Sometimes photos from the same day fall into several different groups (e.g., two unrelated events) and sometimes there are just too many of them to display them all together. In those cases, I split them into several different directories after renaming them. E.g., I might split the photos of Agra (originally “2007.09.11-agra”) into “2007.09.11-a-agra-red-fort”, “2007.09.11-b-fatehpur”, “2007.09.11-c-agra-streets”, and “2007.09.11-d-taj”.
Step 3: Load into F-Spot
F-Spot is a great application, once you tame it. In it’s wild form, its a bit invasive, for my taste. I've configured my F-Spot to use “~/photos/main” as its photo directory, but I don’t let it mess with the structure of that directory. Occasionally I import photos using F-Spot’s GUI, always telling F-Spot to not copy the files but to just use the existing copies. But this gets very tedious. So, instead, I usually use a python script (“rn.py”, included in the repository) to import the photos:
yuri@chai:~/gk/git/photolab/mainline$ cp /home/yuri/.gnome2/f-spot/photos.db
~/tmp/
yuri@chai:~/git/photolab/mainline$ python fspot.py import
/home/yuri/photos/main/2007.09-Fall-2007/2007.09.11
Yes, I always make a backup of F-Spot’s database file before doing this. I recommend that everyone does the same. Oh, and you need to make sure that F-Spot is not running while you do this.
Step 4: Add Tags using F-Spot
I then open F-Spot and use it’s GUI to add tags to my photos.
Step 5: Generate Thumbnails and Smaller Images
I use ImageMagick to generate the thumbnails and mid-size versions of the images to display on the website. I use version “6.3.6”, which supports “—autorotate”. With this flag, ImageMagick will check each image’s EXIF record for the camera orientation and rotate the image if necessary.
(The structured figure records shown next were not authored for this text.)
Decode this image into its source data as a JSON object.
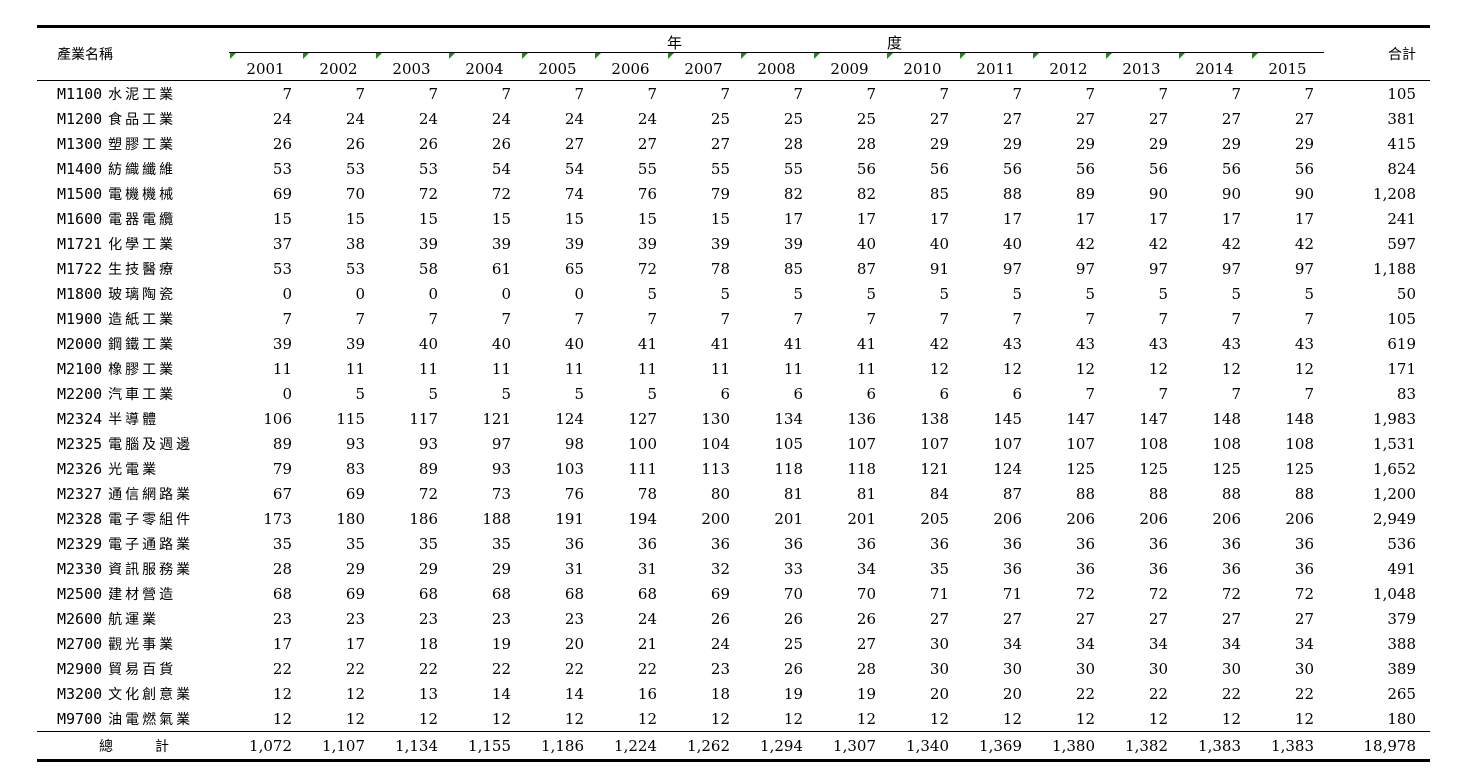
{
  "header": {
    "industry_label": "產業名稱",
    "year_group_left": "年",
    "year_group_right": "度",
    "total_label": "合計",
    "years": [
      "2001",
      "2002",
      "2003",
      "2004",
      "2005",
      "2006",
      "2007",
      "2008",
      "2009",
      "2010",
      "2011",
      "2012",
      "2013",
      "2014",
      "2015"
    ]
  },
  "rows": [
    {
      "code": "M1100",
      "name": "水泥工業",
      "values": [
        "7",
        "7",
        "7",
        "7",
        "7",
        "7",
        "7",
        "7",
        "7",
        "7",
        "7",
        "7",
        "7",
        "7",
        "7"
      ],
      "total": "105"
    },
    {
      "code": "M1200",
      "name": "食品工業",
      "values": [
        "24",
        "24",
        "24",
        "24",
        "24",
        "24",
        "25",
        "25",
        "25",
        "27",
        "27",
        "27",
        "27",
        "27",
        "27"
      ],
      "total": "381"
    },
    {
      "code": "M1300",
      "name": "塑膠工業",
      "values": [
        "26",
        "26",
        "26",
        "26",
        "27",
        "27",
        "27",
        "28",
        "28",
        "29",
        "29",
        "29",
        "29",
        "29",
        "29"
      ],
      "total": "415"
    },
    {
      "code": "M1400",
      "name": "紡織纖維",
      "values": [
        "53",
        "53",
        "53",
        "54",
        "54",
        "55",
        "55",
        "55",
        "56",
        "56",
        "56",
        "56",
        "56",
        "56",
        "56"
      ],
      "total": "824"
    },
    {
      "code": "M1500",
      "name": "電機機械",
      "values": [
        "69",
        "70",
        "72",
        "72",
        "74",
        "76",
        "79",
        "82",
        "82",
        "85",
        "88",
        "89",
        "90",
        "90",
        "90"
      ],
      "total": "1,208"
    },
    {
      "code": "M1600",
      "name": "電器電纜",
      "values": [
        "15",
        "15",
        "15",
        "15",
        "15",
        "15",
        "15",
        "17",
        "17",
        "17",
        "17",
        "17",
        "17",
        "17",
        "17"
      ],
      "total": "241"
    },
    {
      "code": "M1721",
      "name": "化學工業",
      "values": [
        "37",
        "38",
        "39",
        "39",
        "39",
        "39",
        "39",
        "39",
        "40",
        "40",
        "40",
        "42",
        "42",
        "42",
        "42"
      ],
      "total": "597"
    },
    {
      "code": "M1722",
      "name": "生技醫療",
      "values": [
        "53",
        "53",
        "58",
        "61",
        "65",
        "72",
        "78",
        "85",
        "87",
        "91",
        "97",
        "97",
        "97",
        "97",
        "97"
      ],
      "total": "1,188"
    },
    {
      "code": "M1800",
      "name": "玻璃陶瓷",
      "values": [
        "0",
        "0",
        "0",
        "0",
        "0",
        "5",
        "5",
        "5",
        "5",
        "5",
        "5",
        "5",
        "5",
        "5",
        "5"
      ],
      "total": "50"
    },
    {
      "code": "M1900",
      "name": "造紙工業",
      "values": [
        "7",
        "7",
        "7",
        "7",
        "7",
        "7",
        "7",
        "7",
        "7",
        "7",
        "7",
        "7",
        "7",
        "7",
        "7"
      ],
      "total": "105"
    },
    {
      "code": "M2000",
      "name": "鋼鐵工業",
      "values": [
        "39",
        "39",
        "40",
        "40",
        "40",
        "41",
        "41",
        "41",
        "41",
        "42",
        "43",
        "43",
        "43",
        "43",
        "43"
      ],
      "total": "619"
    },
    {
      "code": "M2100",
      "name": "橡膠工業",
      "values": [
        "11",
        "11",
        "11",
        "11",
        "11",
        "11",
        "11",
        "11",
        "11",
        "12",
        "12",
        "12",
        "12",
        "12",
        "12"
      ],
      "total": "171"
    },
    {
      "code": "M2200",
      "name": "汽車工業",
      "values": [
        "0",
        "5",
        "5",
        "5",
        "5",
        "5",
        "6",
        "6",
        "6",
        "6",
        "6",
        "7",
        "7",
        "7",
        "7"
      ],
      "total": "83"
    },
    {
      "code": "M2324",
      "name": "半導體",
      "values": [
        "106",
        "115",
        "117",
        "121",
        "124",
        "127",
        "130",
        "134",
        "136",
        "138",
        "145",
        "147",
        "147",
        "148",
        "148"
      ],
      "total": "1,983"
    },
    {
      "code": "M2325",
      "name": "電腦及週邊",
      "values": [
        "89",
        "93",
        "93",
        "97",
        "98",
        "100",
        "104",
        "105",
        "107",
        "107",
        "107",
        "107",
        "108",
        "108",
        "108"
      ],
      "total": "1,531"
    },
    {
      "code": "M2326",
      "name": "光電業",
      "values": [
        "79",
        "83",
        "89",
        "93",
        "103",
        "111",
        "113",
        "118",
        "118",
        "121",
        "124",
        "125",
        "125",
        "125",
        "125"
      ],
      "total": "1,652"
    },
    {
      "code": "M2327",
      "name": "通信網路業",
      "values": [
        "67",
        "69",
        "72",
        "73",
        "76",
        "78",
        "80",
        "81",
        "81",
        "84",
        "87",
        "88",
        "88",
        "88",
        "88"
      ],
      "total": "1,200"
    },
    {
      "code": "M2328",
      "name": "電子零組件",
      "values": [
        "173",
        "180",
        "186",
        "188",
        "191",
        "194",
        "200",
        "201",
        "201",
        "205",
        "206",
        "206",
        "206",
        "206",
        "206"
      ],
      "total": "2,949"
    },
    {
      "code": "M2329",
      "name": "電子通路業",
      "values": [
        "35",
        "35",
        "35",
        "35",
        "36",
        "36",
        "36",
        "36",
        "36",
        "36",
        "36",
        "36",
        "36",
        "36",
        "36"
      ],
      "total": "536"
    },
    {
      "code": "M2330",
      "name": "資訊服務業",
      "values": [
        "28",
        "29",
        "29",
        "29",
        "31",
        "31",
        "32",
        "33",
        "34",
        "35",
        "36",
        "36",
        "36",
        "36",
        "36"
      ],
      "total": "491"
    },
    {
      "code": "M2500",
      "name": "建材營造",
      "values": [
        "68",
        "69",
        "68",
        "68",
        "68",
        "68",
        "69",
        "70",
        "70",
        "71",
        "71",
        "72",
        "72",
        "72",
        "72"
      ],
      "total": "1,048"
    },
    {
      "code": "M2600",
      "name": "航運業",
      "values": [
        "23",
        "23",
        "23",
        "23",
        "23",
        "24",
        "26",
        "26",
        "26",
        "27",
        "27",
        "27",
        "27",
        "27",
        "27"
      ],
      "total": "379"
    },
    {
      "code": "M2700",
      "name": "觀光事業",
      "values": [
        "17",
        "17",
        "18",
        "19",
        "20",
        "21",
        "24",
        "25",
        "27",
        "30",
        "34",
        "34",
        "34",
        "34",
        "34"
      ],
      "total": "388"
    },
    {
      "code": "M2900",
      "name": "貿易百貨",
      "values": [
        "22",
        "22",
        "22",
        "22",
        "22",
        "22",
        "23",
        "26",
        "28",
        "30",
        "30",
        "30",
        "30",
        "30",
        "30"
      ],
      "total": "389"
    },
    {
      "code": "M3200",
      "name": "文化創意業",
      "values": [
        "12",
        "12",
        "13",
        "14",
        "14",
        "16",
        "18",
        "19",
        "19",
        "20",
        "20",
        "22",
        "22",
        "22",
        "22"
      ],
      "total": "265"
    },
    {
      "code": "M9700",
      "name": "油電燃氣業",
      "values": [
        "12",
        "12",
        "12",
        "12",
        "12",
        "12",
        "12",
        "12",
        "12",
        "12",
        "12",
        "12",
        "12",
        "12",
        "12"
      ],
      "total": "180"
    }
  ],
  "summary": {
    "label": "總計",
    "values": [
      "1,072",
      "1,107",
      "1,134",
      "1,155",
      "1,186",
      "1,224",
      "1,262",
      "1,294",
      "1,307",
      "1,340",
      "1,369",
      "1,380",
      "1,382",
      "1,383",
      "1,383"
    ],
    "total": "18,978"
  }
}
As of January 2008, using version 6.3.6 on Ubuntu meant compiling ImageMagick by hand, which is a bit of a pain in the a#&: you need to make sure that you have JPEG libraries installed before you build ImageMagick. Oh, and if you build it with PNG support, then some things stop working in Gnome…
I keep my resized images in “~/photos/sized”. When I need to resize images, I run “makethumbdir.py” (also included in the repository).
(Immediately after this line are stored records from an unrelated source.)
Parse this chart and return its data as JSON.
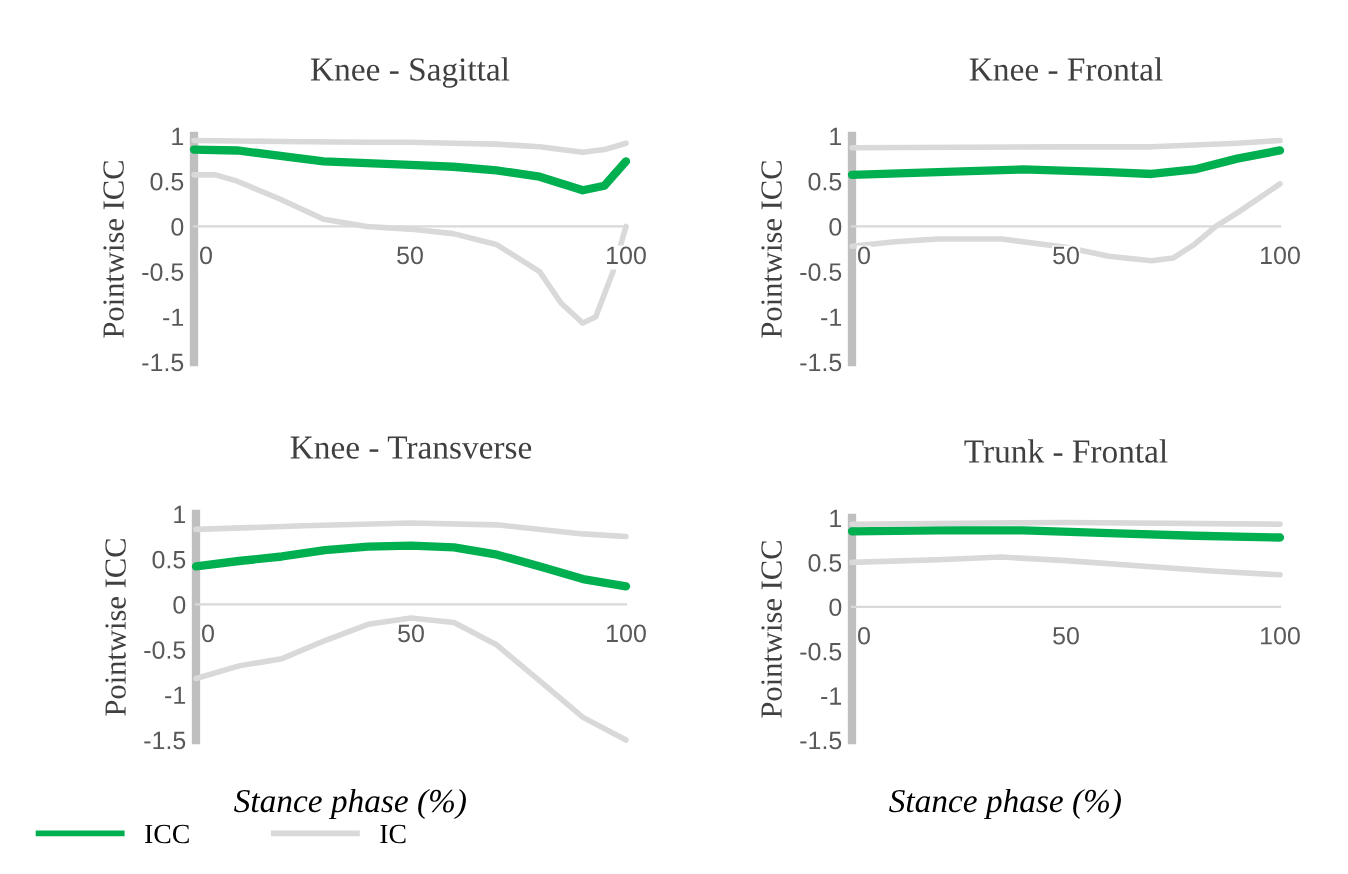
{
  "chart_data": [
    {
      "type": "line",
      "title": "Knee - Sagittal",
      "ylabel": "Pointwise ICC",
      "xlim": [
        0,
        100
      ],
      "ylim": [
        -1.5,
        1
      ],
      "xticks": [
        0,
        50,
        100
      ],
      "yticks": [
        -1.5,
        -1,
        -0.5,
        0,
        0.5,
        1
      ],
      "grid": false,
      "line_style": "solid",
      "marker": "none",
      "legend": "bottom",
      "series": [
        {
          "name": "ICC",
          "color": "#00b050",
          "x": [
            0,
            10,
            20,
            30,
            40,
            50,
            60,
            70,
            80,
            90,
            95,
            100
          ],
          "values": [
            0.85,
            0.84,
            0.78,
            0.72,
            0.7,
            0.68,
            0.66,
            0.62,
            0.55,
            0.4,
            0.45,
            0.72
          ]
        },
        {
          "name": "IC",
          "color": "#d9d9d9",
          "x": [
            0,
            20,
            40,
            50,
            60,
            70,
            80,
            90,
            95,
            100
          ],
          "values": [
            0.95,
            0.94,
            0.93,
            0.93,
            0.92,
            0.91,
            0.88,
            0.82,
            0.85,
            0.92
          ]
        },
        {
          "color": "#d9d9d9",
          "x": [
            0,
            5,
            10,
            20,
            30,
            40,
            50,
            60,
            70,
            80,
            85,
            90,
            93,
            97,
            100
          ],
          "values": [
            0.57,
            0.57,
            0.5,
            0.3,
            0.08,
            0,
            -0.03,
            -0.08,
            -0.2,
            -0.5,
            -0.85,
            -1.07,
            -1.0,
            -0.5,
            0
          ]
        }
      ]
    },
    {
      "type": "line",
      "title": "Knee - Frontal",
      "ylabel": "Pointwise ICC",
      "xlim": [
        0,
        100
      ],
      "ylim": [
        -1.5,
        1
      ],
      "xticks": [
        0,
        50,
        100
      ],
      "yticks": [
        -1.5,
        -1,
        -0.5,
        0,
        0.5,
        1
      ],
      "grid": false,
      "line_style": "solid",
      "marker": "none",
      "series": [
        {
          "color": "#00b050",
          "x": [
            0,
            20,
            40,
            60,
            70,
            80,
            90,
            100
          ],
          "values": [
            0.57,
            0.6,
            0.63,
            0.6,
            0.58,
            0.63,
            0.75,
            0.84
          ]
        },
        {
          "color": "#d9d9d9",
          "x": [
            0,
            50,
            70,
            90,
            100
          ],
          "values": [
            0.87,
            0.88,
            0.88,
            0.92,
            0.95
          ]
        },
        {
          "color": "#d9d9d9",
          "x": [
            0,
            10,
            20,
            35,
            50,
            60,
            70,
            75,
            80,
            85,
            90,
            100
          ],
          "values": [
            -0.22,
            -0.17,
            -0.14,
            -0.14,
            -0.23,
            -0.33,
            -0.38,
            -0.35,
            -0.2,
            0,
            0.15,
            0.47
          ]
        }
      ]
    },
    {
      "type": "line",
      "title": "Knee - Transverse",
      "ylabel": "Pointwise ICC",
      "xlabel": "Stance phase (%)",
      "xlim": [
        0,
        100
      ],
      "ylim": [
        -1.5,
        1
      ],
      "xticks": [
        0,
        50,
        100
      ],
      "yticks": [
        -1.5,
        -1,
        -0.5,
        0,
        0.5,
        1
      ],
      "grid": false,
      "line_style": "solid",
      "marker": "none",
      "series": [
        {
          "color": "#00b050",
          "x": [
            0,
            10,
            20,
            30,
            40,
            50,
            60,
            70,
            80,
            90,
            100
          ],
          "values": [
            0.42,
            0.48,
            0.53,
            0.6,
            0.64,
            0.65,
            0.63,
            0.55,
            0.42,
            0.28,
            0.2
          ]
        },
        {
          "color": "#d9d9d9",
          "x": [
            0,
            25,
            50,
            70,
            90,
            100
          ],
          "values": [
            0.83,
            0.87,
            0.9,
            0.88,
            0.78,
            0.75
          ]
        },
        {
          "color": "#d9d9d9",
          "x": [
            0,
            10,
            20,
            30,
            40,
            50,
            60,
            70,
            80,
            90,
            100
          ],
          "values": [
            -0.82,
            -0.68,
            -0.6,
            -0.4,
            -0.22,
            -0.15,
            -0.2,
            -0.45,
            -0.85,
            -1.25,
            -1.5
          ]
        }
      ]
    },
    {
      "type": "line",
      "title": "Trunk - Frontal",
      "ylabel": "Pointwise ICC",
      "xlabel": "Stance phase (%)",
      "xlim": [
        0,
        100
      ],
      "ylim": [
        -1.5,
        1
      ],
      "xticks": [
        0,
        50,
        100
      ],
      "yticks": [
        -1.5,
        -1,
        -0.5,
        0,
        0.5,
        1
      ],
      "grid": false,
      "line_style": "solid",
      "marker": "none",
      "series": [
        {
          "color": "#00b050",
          "x": [
            0,
            20,
            40,
            60,
            80,
            100
          ],
          "values": [
            0.85,
            0.86,
            0.86,
            0.83,
            0.8,
            0.78
          ]
        },
        {
          "color": "#d9d9d9",
          "x": [
            0,
            50,
            100
          ],
          "values": [
            0.93,
            0.95,
            0.93
          ]
        },
        {
          "color": "#d9d9d9",
          "x": [
            0,
            20,
            35,
            50,
            70,
            85,
            100
          ],
          "values": [
            0.5,
            0.53,
            0.56,
            0.52,
            0.45,
            0.4,
            0.36
          ]
        }
      ]
    }
  ]
}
yuri@chai:~/photos/thumbscripts$ python makethumbdir.py
/home/yuri/photos/main/2007.09-Fall-2007/2007.09.11-d-taj
> make_thumbs.sh
This creates directories under “~/photos/sized” for each directory since 2007.09.11-d-taj and a shell script (make_thumbs.sh) which copies each file into the corresponding directory twice (once for a thumbnail and once for a mid-sized version for showing on the web), then calls ImageMagick’s “convert” on it:
/usr/local/bin/convert "/home/yuri/photos/main/2007.09-Fall-2007/2007.09.11-d-taj/20070911_402_4296.JPG"
-size 300x300 -auto-orient -thumbnail 150x150
/home/yuri/photos/sized/2007-09-11-d-taj/20070911_402_4296.thumb.jpg
I then run the shell script:
yuri@chai:~/photos/thumbscripts$ sh make_thumbs.sh
Step 6: Copy the Images to the Server.
I use “scp” to copy the images to my server. Nothing fancy about this. Perhaps the only trick is finding a host that is generous with disk space. I use DreamHost. (If you decide to open an account, use “YURI50BUCKS” promotion code to get $50 off.)
Step 7: Load the Images into My Web Application.
Again, the custom web application that I am using is too messy to release, but the basic idea is simple: I have F-Spot’s database file which has tags among other things. I want to load this information into my web app. I again use “fspot.py” for this, but this time as a module called from another script (updatePhotos.py). I am including this script in the repository just as example.